Unite has a very simple proposal that seems to make a lot of sense. It would help address the issue for workers while also giving succour to employers because it would make the sector more attractive for staff and alleviate the labour shortage. Unite’s idea is for the Government to introduce a mechanism in law to declare that tips from customers to staff are gifts. A gift is not income, which is taxable. Workers would then be free to divvy up all tips between themselves any way they choose.

Declaring tips as gifts and also removing them from the tax net (and from the grubby claws of some unscrupulous employers) would hardly blow a major hole in the national budget. Yet it would empower staff to look after their own interests by nailing down their rights to the cash in law. It would empower customers who could be sure that the cash goes where they intend it to, and the guaranteed extra income might tempt a whole new cohort of workers into the sector, solving an industry problem.

Employers’ groups, such as the Restaurants Association of Ireland, are actually broadly supportive of legislation to protect staff tips. There does seem to be some reticence in the industry, especially from hoteliers, over imposing formal restrictions on the distribution of service charges. But if a pro-worker approach helped to solve the staffing crisis, I’m sure they would get over it eventually.

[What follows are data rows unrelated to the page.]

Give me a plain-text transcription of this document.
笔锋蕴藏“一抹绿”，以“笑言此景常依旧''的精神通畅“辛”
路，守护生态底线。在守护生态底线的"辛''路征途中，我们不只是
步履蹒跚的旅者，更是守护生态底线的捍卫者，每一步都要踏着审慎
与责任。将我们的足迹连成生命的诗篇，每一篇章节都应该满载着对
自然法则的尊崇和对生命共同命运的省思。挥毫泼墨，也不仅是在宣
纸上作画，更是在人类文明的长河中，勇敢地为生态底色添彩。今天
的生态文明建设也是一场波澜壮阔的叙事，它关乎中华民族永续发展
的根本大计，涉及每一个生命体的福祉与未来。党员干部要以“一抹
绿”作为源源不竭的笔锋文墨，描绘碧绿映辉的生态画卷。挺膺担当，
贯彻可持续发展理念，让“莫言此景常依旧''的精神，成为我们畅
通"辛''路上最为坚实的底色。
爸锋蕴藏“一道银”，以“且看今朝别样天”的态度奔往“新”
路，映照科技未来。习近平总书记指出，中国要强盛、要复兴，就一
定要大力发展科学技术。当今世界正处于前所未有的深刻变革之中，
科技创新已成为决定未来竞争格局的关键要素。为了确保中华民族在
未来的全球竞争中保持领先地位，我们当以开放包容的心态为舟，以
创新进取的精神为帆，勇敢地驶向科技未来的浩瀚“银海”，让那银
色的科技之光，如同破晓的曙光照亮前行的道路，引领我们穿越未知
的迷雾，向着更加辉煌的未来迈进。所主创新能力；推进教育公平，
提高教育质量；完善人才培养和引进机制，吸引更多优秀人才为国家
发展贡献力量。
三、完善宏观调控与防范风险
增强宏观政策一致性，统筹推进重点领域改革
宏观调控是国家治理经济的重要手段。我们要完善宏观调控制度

Pay aside, both Unite and Curran’s research also make clear that there are other issues affecting hospitality staff, such as a culture of bullying and harassment in certain sections of the industry and widespread non-adherence to laws around rest breaks, and similar breaches.

But if you want to quickly improve the lot of employees in the hospitality sector, boosting what they have in their pockets after a hard night’s work is the best place to start.